CAR T-Cell Therapy — Driving the Future of Cancer Treatment

Chimeric antigen receptor (CAR) T-cell therapy has recently been making headlines and hailed as a potential panacea for conditions spanning from cancers to autoimmune diseases. Cancer care is increasingly shifting toward a more personalized approach that involves tailoring therapies to an individual cancer type and its molecular characteristics. Immunotherapy involves harnessing an individual’s immune system to fight cancer, offering several advantages over traditional chemotherapies, which follow a one-size-fits-all approach.

Rapid advances in CAR T-cell engineering have allowed it to become an established therapy for hematologic malignancies (Cappell and Kochenderfer 2023). However, CAR T-cell therapy has not found much success in solid tumors owing to tumor heterogeneity, immunosuppressive microenvironments, and poor T cell infiltration. In this article, we discuss a recent pioneering study from China that used CAR T-cell therapy in a subset of gastric cancer patients (Qi et al. 2025).

How Does CAR T-Cell Therapy Work?

CAR T-cell therapy involves T cells that are genetically engineered to express chimeric antigen receptors on their surface, specific to antigens present in a tumor. CD19, for example, is a tumor-specific antigen found in most lymphomas and leukemias. T cells are extracted from patient blood samples, engineered in the lab, expanded, and then reinfused into the patient. These CAR T cells recognize and bind to the corresponding antigen on the tumor cells’ surface and trigger a cytotoxic effect, killing cancer cells. Currently, six CAR T-cell therapies are FDA-approved, including four targeting CD19 and two targeting BCMA, a member of the tumor necrosis family, highly expressed in multiple myelomas (Brudno et al. 2024).

CAR T-Cell Therapy in Solid Tumors

Compared to hematological malignancies, solid tumors are harder to target due to the absence of tumor-specific antigens and the presence of antigen heterogeneity within tumors. Additionally, CAR T cells have to infiltrate a hostile tumor microenvironment that is immunosuppressive and utilizes mechanisms to evade detection by CAR-T cells. Unlike hematologic malignancies, which frequently share similar antigen profiles, for example, the expression of CD19, solid tumors do not share a common antigen that can be targeted (Chen  2024).

Recently, the first randomized phase 2 clinical trial of CAR T-cell therapy in solid tumors was conducted in China (Qi et al. 2025). In this trial, CAR T cells, called satricabtagene autoleucel (satri-cel), were engineered to target claudin-18 isoform 2 (CLDN18.2), which is highly expressed in gastric cancers. Eligible patients were aged 18–75 and were unresponsive to at least two previous conventional chemotherapy regimens. 156 patients were randomized into the treatment group receiving satri-cel (final n=88) or a control group receiving conventional chemotherapy (final n=48). Satri-cel was administered three times during the study period.

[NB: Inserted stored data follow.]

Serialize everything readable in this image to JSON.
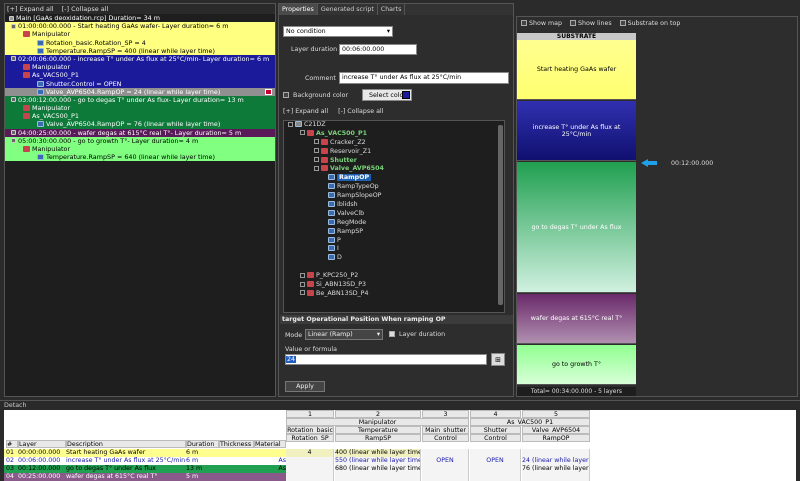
{
  "left_panel": {
    "expand_all": "[+] Expand all",
    "collapse_all": "[-] Collapse all",
    "tree": [
      {
        "text": "Main [GaAs deoxidation.rcp] Duration= 34 m",
        "bg": "#1e1e1e",
        "fg": "#fff",
        "indent": 4,
        "icon": "recipe-icon"
      },
      {
        "text": "01:00:00:00.000 - Start heating GaAs wafer- Layer duration= 6 m",
        "bg": "#ffff80",
        "fg": "#000",
        "indent": 6,
        "icon": "box-icon"
      },
      {
        "text": "Manipulator",
        "bg": "#ffff80",
        "fg": "#000",
        "indent": 18,
        "icon": "red-device-icon"
      },
      {
        "text": "Rotation_basic.Rotation_SP = 4",
        "bg": "#ffff80",
        "fg": "#000",
        "indent": 32,
        "icon": "blue-variable-icon"
      },
      {
        "text": "Temperature.RampSP = 400 (linear while layer time)",
        "bg": "#ffff80",
        "fg": "#000",
        "indent": 32,
        "icon": "blue-variable-icon"
      },
      {
        "text": "02:00:06:00.000 - increase T° under As flux at 25°C/min- Layer duration= 6 m",
        "bg": "#1a1a9a",
        "fg": "#fff",
        "indent": 6,
        "icon": "box-icon"
      },
      {
        "text": "Manipulator",
        "bg": "#1a1a9a",
        "fg": "#fff",
        "indent": 18,
        "icon": "red-device-icon"
      },
      {
        "text": "As_VAC500_P1",
        "bg": "#1a1a9a",
        "fg": "#fff",
        "indent": 18,
        "icon": "red-device-icon"
      },
      {
        "text": "Shutter.Control = OPEN",
        "bg": "#1a1a9a",
        "fg": "#fff",
        "indent": 32,
        "icon": "blue-variable-icon"
      },
      {
        "text": "Valve_AVP6504.RampOP = 24 (linear while layer time)",
        "bg": "#909090",
        "fg": "#fff",
        "indent": 32,
        "icon": "blue-variable-icon"
      },
      {
        "text": "03:00:12:00.000 - go to degas T° under As flux- Layer duration= 13 m",
        "bg": "#0e7a3a",
        "fg": "#fff",
        "indent": 6,
        "icon": "box-icon"
      },
      {
        "text": "Manipulator",
        "bg": "#0e7a3a",
        "fg": "#fff",
        "indent": 18,
        "icon": "red-device-icon"
      },
      {
        "text": "As_VAC500_P1",
        "bg": "#0e7a3a",
        "fg": "#fff",
        "indent": 18,
        "icon": "red-device-icon"
      },
      {
        "text": "Valve_AVP6504.RampOP = 76 (linear while layer time)",
        "bg": "#0e7a3a",
        "fg": "#fff",
        "indent": 32,
        "icon": "blue-variable-icon"
      },
      {
        "text": "04:00:25:00.000 - wafer degas at 615°C real T°- Layer duration= 5 m",
        "bg": "#5a1a5a",
        "fg": "#fff",
        "indent": 6,
        "icon": "box-icon"
      },
      {
        "text": "05:00:30:00.000 - go to growth T°- Layer duration= 4 m",
        "bg": "#80ff80",
        "fg": "#000",
        "indent": 6,
        "icon": "box-icon"
      },
      {
        "text": "Manipulator",
        "bg": "#80ff80",
        "fg": "#000",
        "indent": 18,
        "icon": "red-device-icon"
      },
      {
        "text": "Temperature.RampSP = 640 (linear while layer time)",
        "bg": "#80ff80",
        "fg": "#000",
        "indent": 32,
        "icon": "blue-variable-icon"
      }
    ]
  },
  "middle_panel": {
    "tabs": [
      "Properties",
      "Generated script",
      "Charts"
    ],
    "condition": "No condition",
    "layer_duration_label": "Layer duration",
    "layer_duration_value": "00:06:00.000",
    "comment_label": "Comment",
    "comment_value": "increase T° under As flux at 25°C/min",
    "background_color_label": "Background color",
    "select_color_label": "Select color",
    "select_color_swatch": "#1a1a9a",
    "expand_all": "[+] Expand all",
    "collapse_all": "[-] Collapse all",
    "tree": [
      {
        "text": "C21DZ",
        "indent": 4,
        "style": "",
        "icon": "computer-icon"
      },
      {
        "text": "As_VAC500_P1",
        "indent": 16,
        "style": "g",
        "icon": "red-device-icon"
      },
      {
        "text": "Cracker_Z2",
        "indent": 30,
        "style": "",
        "icon": "red-device-icon"
      },
      {
        "text": "Reservoir_Z1",
        "indent": 30,
        "style": "",
        "icon": "red-device-icon"
      },
      {
        "text": "Shutter",
        "indent": 30,
        "style": "g",
        "icon": "red-device-icon"
      },
      {
        "text": "Valve_AVP6504",
        "indent": 30,
        "style": "g",
        "icon": "red-device-icon"
      },
      {
        "text": "RampOP",
        "indent": 44,
        "style": "sel",
        "icon": "blue-variable-icon"
      },
      {
        "text": "RampTypeOp",
        "indent": 44,
        "style": "",
        "icon": "blue-variable-icon"
      },
      {
        "text": "RampSlopeOP",
        "indent": 44,
        "style": "",
        "icon": "blue-variable-icon"
      },
      {
        "text": "Iblidsh",
        "indent": 44,
        "style": "",
        "icon": "blue-variable-icon"
      },
      {
        "text": "ValveClb",
        "indent": 44,
        "style": "",
        "icon": "blue-variable-icon"
      },
      {
        "text": "RegMode",
        "indent": 44,
        "style": "",
        "icon": "blue-variable-icon"
      },
      {
        "text": "RampSP",
        "indent": 44,
        "style": "",
        "icon": "blue-variable-icon"
      },
      {
        "text": "P",
        "indent": 44,
        "style": "",
        "icon": "blue-variable-icon"
      },
      {
        "text": "I",
        "indent": 44,
        "style": "",
        "icon": "blue-variable-icon"
      },
      {
        "text": "D",
        "indent": 44,
        "style": "",
        "icon": "blue-variable-icon"
      },
      {
        "text": "",
        "indent": 44,
        "style": "",
        "icon": ""
      },
      {
        "text": "P_KPC250_P2",
        "indent": 16,
        "style": "",
        "icon": "red-device-icon"
      },
      {
        "text": "Si_ABN13SD_P3",
        "indent": 16,
        "style": "",
        "icon": "red-device-icon"
      },
      {
        "text": "Be_ABN13SD_P4",
        "indent": 16,
        "style": "",
        "icon": "red-device-icon"
      },
      {
        "text": "",
        "indent": 16,
        "style": "",
        "icon": ""
      }
    ],
    "section_title": "target Operational Position When ramping OP",
    "mode_label": "Mode",
    "mode_value": "Linear (Ramp)",
    "layer_duration_checkbox_label": "Layer duration",
    "value_formula_label": "Value or formula",
    "value_formula_value": "24",
    "apply_label": "Apply"
  },
  "right_panel": {
    "show_map": "Show map",
    "show_lines": "Show lines",
    "substrate_on_top": "Substrate on top",
    "substrate_label": "SUBSTRATE",
    "time_marker": "00:12:00.000",
    "total": "Total= 00:34:00.000 - 5 layers",
    "layers": [
      {
        "label": "Start heating GaAs wafer",
        "color_top": "#ffff90",
        "color_bottom": "#ffff70",
        "fg": "#000",
        "minutes": 6
      },
      {
        "label": "increase T° under As flux at 25°C/min",
        "color_top": "#3030b0",
        "color_bottom": "#101070",
        "fg": "#fff",
        "minutes": 6
      },
      {
        "label": "go to degas T° under As flux",
        "color_top": "#20a050",
        "color_bottom": "#d0f0e0",
        "fg": "#fff",
        "minutes": 13
      },
      {
        "label": "wafer degas at 615°C real T°",
        "color_top": "#6a2a6a",
        "color_bottom": "#b090b0",
        "fg": "#fff",
        "minutes": 5
      },
      {
        "label": "go to growth T°",
        "color_top": "#90ff90",
        "color_bottom": "#d8ffd8",
        "fg": "#000",
        "minutes": 4
      }
    ]
  },
  "bottom": {
    "detach": "Detach",
    "group_numbers": [
      "1",
      "2",
      "3",
      "4",
      "5"
    ],
    "group_names": [
      "Manipulator",
      "As_VAC500_P1"
    ],
    "sub_headers": [
      "Rotation_basic",
      "Temperature",
      "Main_shutter",
      "Shutter",
      "Valve_AVP6504"
    ],
    "prop_headers": [
      "Rotation_SP",
      "RampSP",
      "Control",
      "Control",
      "RampOP"
    ],
    "left_headers": [
      "#",
      "Layer",
      "Description",
      "Duration",
      "Thickness",
      "Material"
    ],
    "rows": [
      {
        "num": "01",
        "layer": "00:00:00.000",
        "desc": "Start heating GaAs wafer",
        "dur": "6 m",
        "mat": "",
        "c1": "4",
        "c2": "400 (linear while layer time)",
        "c3": "",
        "c4": "",
        "c5": "",
        "bg": "#ffff90",
        "fg": "#000"
      },
      {
        "num": "02",
        "layer": "00:06:00.000",
        "desc": "increase T° under As flux at 25°C/min",
        "dur": "6 m",
        "mat": "As",
        "c1": "",
        "c2": "550 (linear while layer time)",
        "c3": "OPEN",
        "c4": "OPEN",
        "c5": "24 (linear while layer time)",
        "bg": "#ffffff",
        "fg": "#1a1aaa"
      },
      {
        "num": "03",
        "layer": "00:12:00.000",
        "desc": "go to degas T° under As flux",
        "dur": "13 m",
        "mat": "As",
        "c1": "",
        "c2": "680 (linear while layer time)",
        "c3": "",
        "c4": "",
        "c5": "76 (linear while layer time)",
        "bg": "#20a050",
        "fg": "#000"
      },
      {
        "num": "04",
        "layer": "00:25:00.000",
        "desc": "wafer degas at 615°C real T°",
        "dur": "5 m",
        "mat": "",
        "c1": "",
        "c2": "",
        "c3": "",
        "c4": "",
        "c5": "",
        "bg": "#8a5a8a",
        "fg": "#fff"
      }
    ]
  }
}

Satri-cel treatment was associated with meaningful increases in both progression-free and overall survival. Progression-free survival in the satri-cel group was 40% longer than the control group (3.25 months vs. 1.77 months), while overall survival was about 30% longer in the satri-cel–treated group (7.92 months vs. 5.49 months). However, 95% of patients in the satri-cel group experienced cytokine release syndrome, a frequent side effect of CAR T-cell therapy, along with other adverse events. But experts agree that side effects associated with CAR T-cell therapy are quite common but generally manageable, with the benefits outweighing the risks.

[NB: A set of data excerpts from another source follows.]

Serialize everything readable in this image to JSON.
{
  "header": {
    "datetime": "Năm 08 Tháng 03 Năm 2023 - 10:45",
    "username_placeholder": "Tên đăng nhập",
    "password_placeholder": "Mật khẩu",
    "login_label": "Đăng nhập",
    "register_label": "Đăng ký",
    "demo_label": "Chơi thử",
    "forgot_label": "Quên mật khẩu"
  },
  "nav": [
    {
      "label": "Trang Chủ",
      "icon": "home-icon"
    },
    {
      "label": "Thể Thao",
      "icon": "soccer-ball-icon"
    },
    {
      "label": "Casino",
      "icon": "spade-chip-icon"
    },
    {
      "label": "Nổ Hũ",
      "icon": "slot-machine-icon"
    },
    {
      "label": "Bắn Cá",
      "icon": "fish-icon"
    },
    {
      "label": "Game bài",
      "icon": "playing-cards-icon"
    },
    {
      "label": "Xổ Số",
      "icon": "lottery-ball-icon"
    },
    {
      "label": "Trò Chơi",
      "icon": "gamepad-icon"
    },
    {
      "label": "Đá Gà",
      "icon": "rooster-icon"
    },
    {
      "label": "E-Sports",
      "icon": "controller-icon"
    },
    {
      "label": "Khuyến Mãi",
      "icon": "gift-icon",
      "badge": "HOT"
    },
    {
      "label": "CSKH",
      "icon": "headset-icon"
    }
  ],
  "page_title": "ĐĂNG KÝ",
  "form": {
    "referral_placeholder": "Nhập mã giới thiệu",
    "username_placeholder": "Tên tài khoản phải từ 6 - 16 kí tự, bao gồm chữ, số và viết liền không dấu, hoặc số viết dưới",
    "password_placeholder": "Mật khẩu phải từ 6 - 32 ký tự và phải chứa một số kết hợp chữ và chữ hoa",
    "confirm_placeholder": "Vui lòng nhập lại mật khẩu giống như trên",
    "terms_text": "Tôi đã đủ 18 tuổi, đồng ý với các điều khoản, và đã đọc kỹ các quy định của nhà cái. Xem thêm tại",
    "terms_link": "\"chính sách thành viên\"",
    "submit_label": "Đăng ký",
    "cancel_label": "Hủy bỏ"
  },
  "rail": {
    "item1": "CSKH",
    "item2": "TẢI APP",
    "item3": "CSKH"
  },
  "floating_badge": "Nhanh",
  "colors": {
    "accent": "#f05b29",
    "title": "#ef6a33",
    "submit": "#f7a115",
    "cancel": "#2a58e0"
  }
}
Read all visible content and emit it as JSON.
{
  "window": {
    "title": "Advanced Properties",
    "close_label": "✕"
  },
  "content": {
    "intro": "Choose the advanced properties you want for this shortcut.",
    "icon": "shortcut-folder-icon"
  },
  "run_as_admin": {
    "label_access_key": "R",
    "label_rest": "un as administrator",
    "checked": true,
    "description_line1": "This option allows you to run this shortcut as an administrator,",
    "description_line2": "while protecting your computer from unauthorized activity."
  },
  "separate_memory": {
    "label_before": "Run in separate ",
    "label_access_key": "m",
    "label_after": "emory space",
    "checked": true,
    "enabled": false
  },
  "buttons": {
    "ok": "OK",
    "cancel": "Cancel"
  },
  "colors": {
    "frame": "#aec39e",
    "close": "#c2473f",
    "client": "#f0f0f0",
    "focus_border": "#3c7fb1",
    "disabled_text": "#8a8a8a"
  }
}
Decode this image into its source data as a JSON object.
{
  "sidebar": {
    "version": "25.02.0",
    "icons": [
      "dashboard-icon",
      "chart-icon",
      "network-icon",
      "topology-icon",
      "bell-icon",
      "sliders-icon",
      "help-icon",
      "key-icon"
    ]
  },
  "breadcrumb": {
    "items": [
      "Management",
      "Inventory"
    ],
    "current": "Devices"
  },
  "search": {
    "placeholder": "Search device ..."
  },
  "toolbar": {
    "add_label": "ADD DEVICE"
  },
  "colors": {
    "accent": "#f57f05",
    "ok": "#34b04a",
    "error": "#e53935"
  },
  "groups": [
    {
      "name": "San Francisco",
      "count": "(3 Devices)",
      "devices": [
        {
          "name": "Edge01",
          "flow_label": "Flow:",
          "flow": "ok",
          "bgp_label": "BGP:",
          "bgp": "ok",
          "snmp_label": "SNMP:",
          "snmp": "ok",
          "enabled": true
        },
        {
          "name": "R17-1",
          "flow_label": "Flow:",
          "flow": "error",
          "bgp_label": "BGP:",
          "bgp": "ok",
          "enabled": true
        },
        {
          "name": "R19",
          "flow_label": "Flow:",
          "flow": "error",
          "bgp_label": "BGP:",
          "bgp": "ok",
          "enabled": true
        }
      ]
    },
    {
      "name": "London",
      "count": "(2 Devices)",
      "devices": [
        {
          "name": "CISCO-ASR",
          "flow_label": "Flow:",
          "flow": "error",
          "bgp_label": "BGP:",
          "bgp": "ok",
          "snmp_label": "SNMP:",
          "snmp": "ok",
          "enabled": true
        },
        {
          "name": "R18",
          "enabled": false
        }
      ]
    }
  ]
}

Promising results have also been reported in glioblastoma, a deadly brain cancer, associated with dismal prognosis and an average life expectancy of 12–18 months post-diagnosis. A group at the University of Pennsylvania used a dual targeting strategy in which CAR T cells were designed to target both epidermal growth factor receptor (EGFR) and interleukin-13 receptor alpha 2 (IL13Rα2). 11 of the 13 patients (85%) who received the therapy experienced significant tumor shrinkage (Bagley 2025). CAR T-cell treatment also increased the number of tumor-infiltrating lymphocytes in some patients.

Solid tumors constitute approximately 90% of all cancers. With rapid advances in technology, CAR T-cell therapy in solid tumors is progressing along a promising path. In 2024, 1,580 CAR T cell clinical trials were registered on ClinicalTrials.gov targeting lung, breast, head and neck, gastric, liver, pancreas, colorectal, ovarian, and brain cancer. Additionally, efforts are being made to enhance the effectiveness of CAR T-cell therapy, including the use of dual/multi-targeting CAR T cells as well as combination therapies with immune checkpoint blockade.

Overall, results from this clinical trial highlight the promising potential of CAR T cells in treating solid tumors. Combined with emerging data from clinical trials, it has the potential to revolutionize cancer treatment.